Was genau vorfiel, kann Annie, die Tochter, nicht in Worte fassen. Doch als Modellbauerin baut sie die traumatischen Szenen maßstabsgetreu nach. In ihren Mini- Horrorkabinetten sieht man, wie ihre Mutter versuchte, ihr ein Baby wegzunehmen, um es selbst zu säugen - und andere beunruhigende Dinge mehr.

Filmszene aus „Hereditary“

Einhorn Film

Die komplette Familie: Colette und Gabriel Byrne als Eltern, Wolff und Milly Shapiro als Kinder

Omas okkulte Vergangenheit

Düsteres lässt auch die Hinterlassenschaft der Großmutter ahnen, die in Pappkartons im Wohnzimmer lagert: Bücher über okkulte Zusammenkünfte, satanistische Symbole und Beschwörungsformeln. Eine paranormale Begabung, gepaart mit einem Hang zum Bösen scheint das Erbe zu sein, das sich in dieser Familie fortpflanzt. Denn „Hereditary“, der Titel des Films, heißt so viel wie „erblich“.

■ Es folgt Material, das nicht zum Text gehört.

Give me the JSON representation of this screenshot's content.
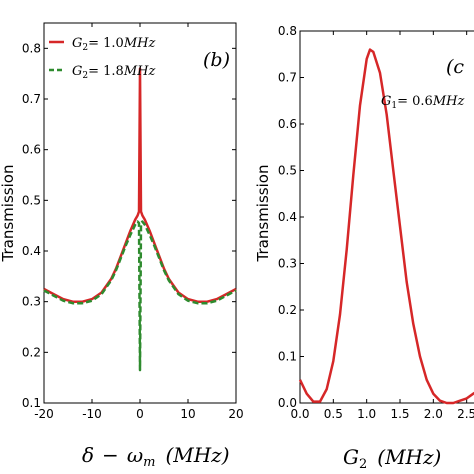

Mit allen Kräften versucht Annie, die ebenfalls übersinnlich begabt ist, sich von diesem Erbe zu befreien. Doch Joannie, die nette ältere Dame aus der Selbsthilfegruppe für Hinterbliebene, der die verzweifelte Mutter ihr Herz ausschüttet, verfolgt selbst eine dunkle Agenda. Nichts ist, wie es scheint - und jede böse Ahnung, die der Film aufbaut, wird von der Grausamkeit des Finales noch übertroffen.

Filmszene aus „Hereditary“

Einhorn Film

Annie ist Modellbauerin, doch statt ihrer Aufträge baut sie besessen traumatische Szenen aus der Vergangenheit nach

Ohne diese Klassiker direkt zu zitieren, ist „Hereditary“ mindestens so unheimlich wie Roman Polanskis Satanistenthriller „Rosemary’s Baby“ (1968), und man fühlt sich im abgelegenen Familiensitz der Grahams in den Wäldern Utahs ebenso unwohl wie im Overlook Hotel aus Stanley Kubricks „Shining“ (1980).

Unheimlichkeit nach Freuds Rezeptur

Aber warum ist „Herditary“ eigentlich derart unheimlich geraten? Warum wirkt dieser Film auf Briten, Amerikaner und auf österreichische Filmkritikerinnen gleichermaßen verstörend? Sigmund Freud kennt eine mögliche Antwort. In seinem Aufsatz über „Das Unheimliche“ schreibt er 1919, der Begriff „unheimlich“ bezeichne das eigene, fremd gewordene Heim - und somit das Herzstück von Ari Asters Film.

„Primitive Überzeugungen“ werden wahr

Unheimlich sei laut Freud ferner die „Allmacht der Gedanken“ und die „Wiederbelebung von Toten“, vor allem aber, „wenn überwundene primitive Überzeugungen wieder bestätigt scheinen“ - wie im grandiosen Finale des Films der Fall. Vielleicht hat sich der Regisseur Freuds Aufsatz zur Brust genommen? Schade, dass der Wiener Psychoanalytiker Asters Werk nicht im Kino sehen kann - denn Freud liebte es, die eigenen Thesen in der Kunst bestätigt zu finden.